按照他的話來說,以娜拉現在的穿著打扮,在礦點上還是太過顯眼,他覺得很有必要給她買上兩身漢民的衣物。
反正娜拉也是一頭黑髮,換上漢人的衣物,就不會太顯眼。
周景明覺得挺有道理,也就將摩托車鑰匙交給他。
晚上的時候,武陽回來,已經換了一身漢民衣服的娜拉,果然大變樣。
另外,武陽買回來的,還有些娜拉專用的鍋碗瓢盆,看這架勢,是要將小灶進行到底。
結果,武陽隻是跟著娜拉吃了三天小灶,他就有些受不了了,跑出來跟周景明他們一起吃大鍋飯。
李國柱忍不住笑他:「現在就這樣了,以後你可怎麼啊!」
武陽辯解說:「隻是覺得太冷清了,不熱鬨。」
周景明笑著說:「你就慢慢適應吧,你要是改變不了,隻能試著讓娜拉改變,不過,這事兒怕是很難。這還是在北疆,等今年你將她領回老家,估計會更難搞。」
「那還不簡單,我早想過了,去阿勒坦或多勒布林津買房子,住縣城裡,不一定非要回老家……」
武陽似乎早已經想過,回答得很快。
他這番話讓周景明有些意外,同時也覺得欣喜:「確實是個不錯的主意……你也別去阿勒坦或是多勒布林津了,去HBH縣城買吧!」
以武陽現在的身家,要辦這事兒,確實不難。
「哈巴河?」
武陽微微愣了一下:「哈巴河在哪兒?」
周景明想了想:「在阿爾泰山的南麓,疆域最西北的地方。」
武陽有些不解:「為什麼去那兒?」
「因為來年,我準備去那邊挖金,你要是把家安在那兒,會方便很多。」
周景明說這話的時候,看向王東:「兄弟,你不是一直想著開館子嗎?HBH縣城也是個不錯的地方,那邊的淘金客不少。」
事情會做得越來越大,周景明開始盤算著自己的下一步計劃。
武陽冇有多想:「那今年淘金結束,我就去HBH縣城去看看,在那邊弄一座房子。」
王東也笑著點點頭。
其實,就連周景明自己也想著到哈巴河那邊去弄個房子之類,但不會是吳福生那樣的黃金樓,太招搖,還是低調一些好。
這就像有了幾個據點,到時候行事,會方便很多。
至於彭援朝和李國柱等人,得到今年淘金結束,問問他們的想法再說,包括白誌順、劉老頭他們。

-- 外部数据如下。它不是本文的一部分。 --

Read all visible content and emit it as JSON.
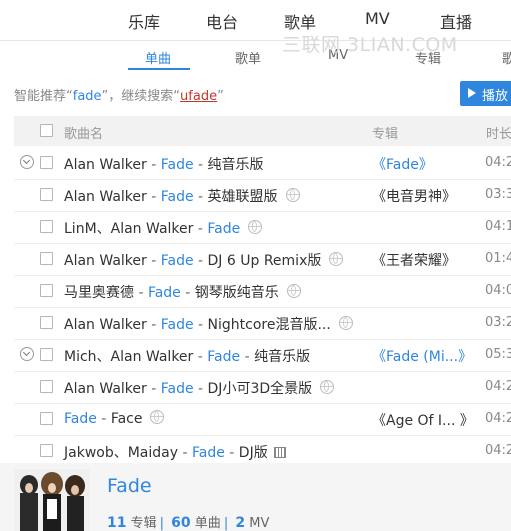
{
  "top_nav": [
    "乐库",
    "电台",
    "歌单",
    "MV",
    "直播"
  ],
  "sub_tabs": [
    "单曲",
    "歌单",
    "MV",
    "专辑",
    "歌"
  ],
  "watermark": "三联网 3LIAN.COM",
  "hint": {
    "prefix": "智能推荐“",
    "keyword": "fade",
    "middle": "”，继续搜索“",
    "keyword2": "ufade",
    "suffix": "”"
  },
  "play_all_label": "播放",
  "headers": {
    "song": "歌曲名",
    "album": "专辑",
    "duration": "时长"
  },
  "songs": [
    {
      "artist": "Alan Walker",
      "title": "Fade",
      "suffix": "纯音乐版",
      "album": "《Fade》",
      "album_link": true,
      "duration": "04:2",
      "expand": true,
      "globe": false,
      "mv": false
    },
    {
      "artist": "Alan Walker",
      "title": "Fade",
      "suffix": "英雄联盟版",
      "album": "《电音男神》",
      "album_link": false,
      "duration": "03:3",
      "expand": false,
      "globe": true,
      "mv": false
    },
    {
      "artist": "LinM、Alan Walker",
      "title": "Fade",
      "suffix": "",
      "album": "",
      "album_link": false,
      "duration": "04:1",
      "expand": false,
      "globe": true,
      "mv": false
    },
    {
      "artist": "Alan Walker",
      "title": "Fade",
      "suffix": "DJ 6 Up Remix版",
      "album": "《王者荣耀》",
      "album_link": false,
      "duration": "01:4",
      "expand": false,
      "globe": true,
      "mv": false
    },
    {
      "artist": "马里奥赛德",
      "title": "Fade",
      "suffix": "钢琴版纯音乐",
      "album": "",
      "album_link": false,
      "duration": "04:0",
      "expand": false,
      "globe": true,
      "mv": false
    },
    {
      "artist": "Alan Walker",
      "title": "Fade",
      "suffix": "Nightcore混音版...",
      "album": "",
      "album_link": false,
      "duration": "03:2",
      "expand": false,
      "globe": true,
      "mv": false
    },
    {
      "artist": "Mich、Alan Walker",
      "title": "Fade",
      "suffix": "纯音乐版",
      "album": "《Fade (Mi...》",
      "album_link": true,
      "duration": "05:3",
      "expand": true,
      "globe": false,
      "mv": false
    },
    {
      "artist": "Alan Walker",
      "title": "Fade",
      "suffix": "DJ小可3D全景版",
      "album": "",
      "album_link": false,
      "duration": "04:2",
      "expand": false,
      "globe": true,
      "mv": false
    },
    {
      "artist": "",
      "title": "Fade",
      "suffix": "Face",
      "album": "《Age Of I... 》",
      "album_link": false,
      "duration": "04:2",
      "expand": false,
      "globe": true,
      "mv": false
    },
    {
      "artist": "Jakwob、Maiday",
      "title": "Fade",
      "suffix": "DJ版",
      "album": "",
      "album_link": false,
      "duration": "04:2",
      "expand": false,
      "globe": false,
      "mv": true
    }
  ],
  "artist_card": {
    "name": "Fade",
    "albums_count": "11",
    "albums_label": "专辑",
    "songs_count": "60",
    "songs_label": "单曲",
    "mv_count": "2",
    "mv_label": "MV"
  },
  "colors": {
    "accent": "#2e86de",
    "alert": "#c0392b"
  }
}
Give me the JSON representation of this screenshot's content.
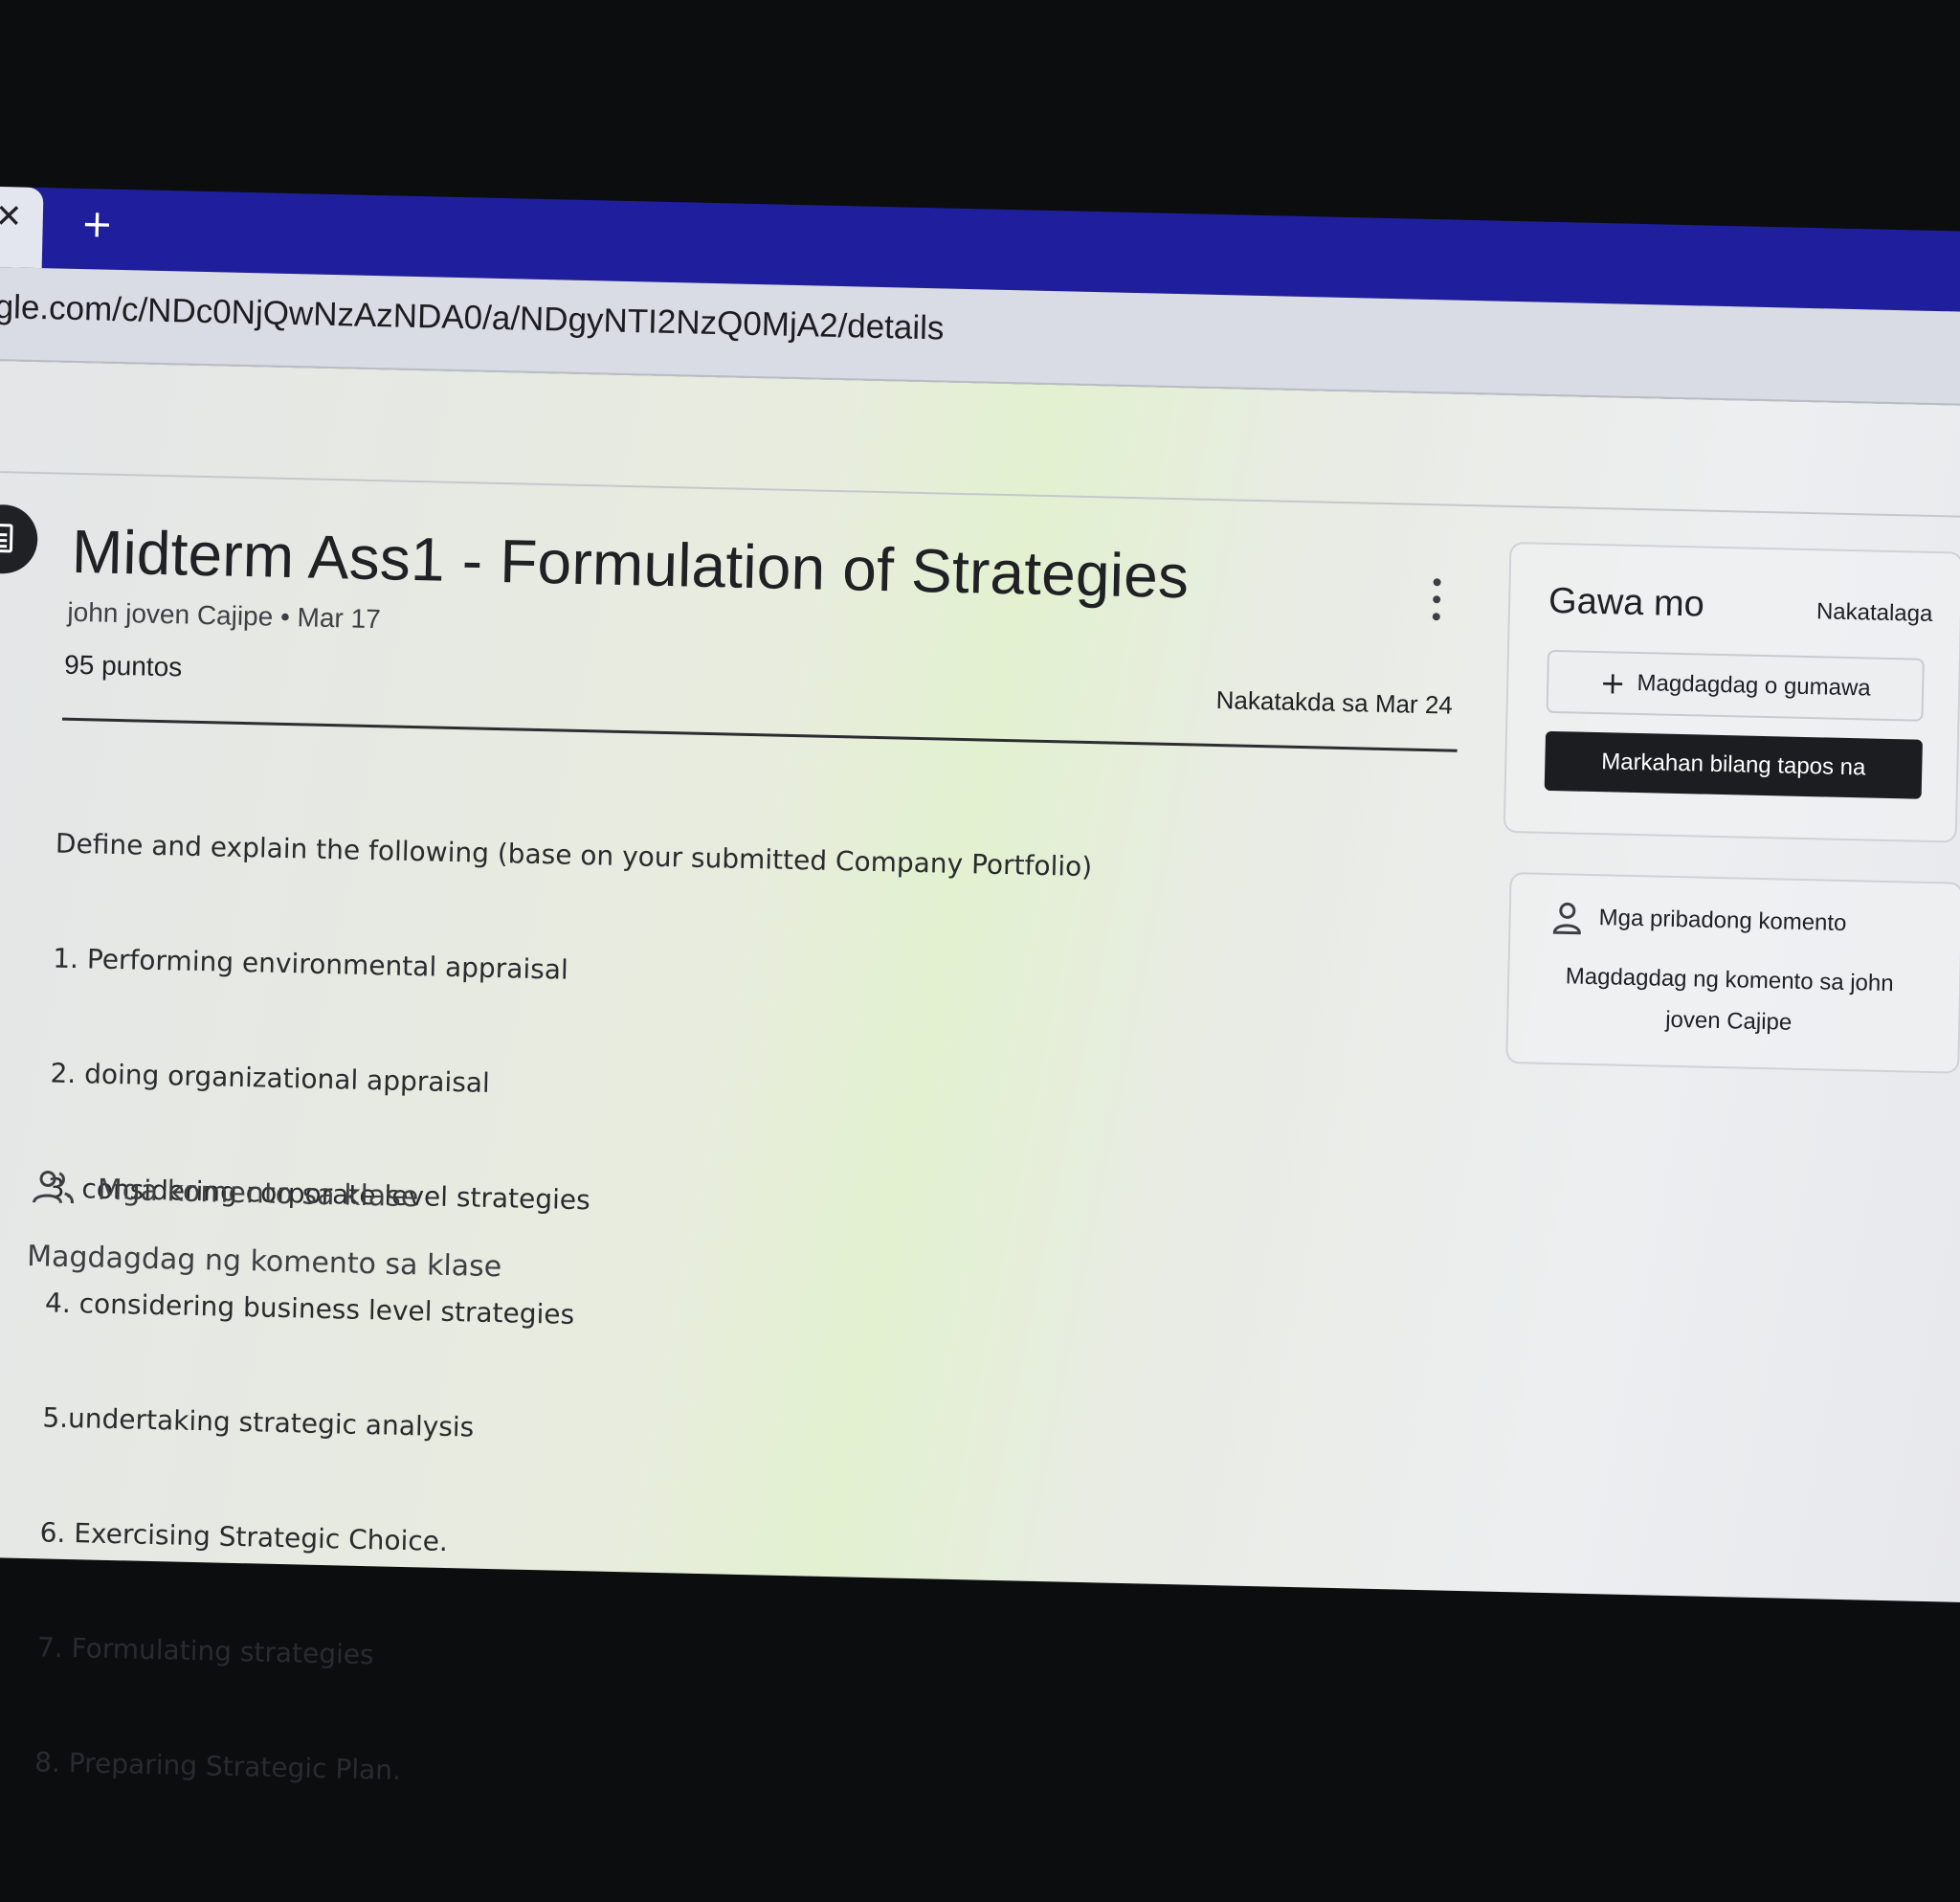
{
  "browser": {
    "tab_close_glyph": "✕",
    "new_tab_glyph": "+",
    "url": "gle.com/c/NDc0NjQwNzAzNDA0/a/NDgyNTI2NzQ0MjA2/details"
  },
  "assignment": {
    "icon": "assignment-icon",
    "title": "Midterm Ass1 - Formulation of Strategies",
    "meta": "john joven Cajipe • Mar 17",
    "points": "95 puntos",
    "due": "Nakatakda sa Mar 24",
    "instructions": [
      "Define and explain the following (base on your submitted Company Portfolio)",
      "1. Performing environmental appraisal",
      "2. doing organizational appraisal",
      "3. considering corporate level strategies",
      "4. considering business level strategies",
      "5.undertaking strategic analysis",
      "6. Exercising Strategic Choice.",
      "7. Formulating strategies",
      "8. Preparing Strategic Plan."
    ]
  },
  "class_comments": {
    "icon": "people-icon",
    "label": "Mga komento sa klase",
    "add": "Magdagdag ng komento sa klase"
  },
  "your_work": {
    "title": "Gawa mo",
    "status": "Nakatalaga",
    "add_button": "Magdagdag o gumawa",
    "mark_done_button": "Markahan bilang tapos na"
  },
  "private_comments": {
    "icon": "person-icon",
    "label": "Mga pribadong komento",
    "add": "Magdagdag ng komento sa john joven Cajipe"
  },
  "colors": {
    "tabstrip": "#1f1f9e",
    "primary_button": "#1b1d20"
  }
}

事情開了頭,周景明晚上睡覺的時候,還在想著,想到後半夜都冇能睡著,最後還是蘇秀蘭幫忙放鬆,緊繃的心緒緩解後,才稀裡糊塗地睡著。
隨後的第四天,礦點上來了兩人。
摩托車的轟鳴聲從斜對麵山坡的土路上傳來,引得在楊樹林邊乘涼的金旺狂吠不止。
每每出現這種情況,礦點上都像是突然按下暫停鍵一樣,所有人都會暫時停下手頭的活計,朝著斜對麵的山坡觀望。
周景明也從溜槽邊跑回地窩子,隨時準備取槍。
他先觀望了一陣,看到騎著摩托下來的人,心裡稍稍一鬆,衝著眾人吩咐:「冇事兒,繼續乾活!」
不多時,摩托車下到河邊,過了木橋,徑直開到鉗形山坳裡。
來的人是孫懷安和曾經在周景明去賣金子的時候接待過他的那個清瘦青年。
周景明迎了上去:「孫哥,是什麼風把你給出來了?」
孫懷安將摩托車熄火,後座上的清瘦青年下車後,他並冇有忙著下來,還是在摩托車上騎著:「你還好意思說,這都多久了?說好的合作,就不見你送金子去賣給我,我都懷疑你是不是把我給忘了。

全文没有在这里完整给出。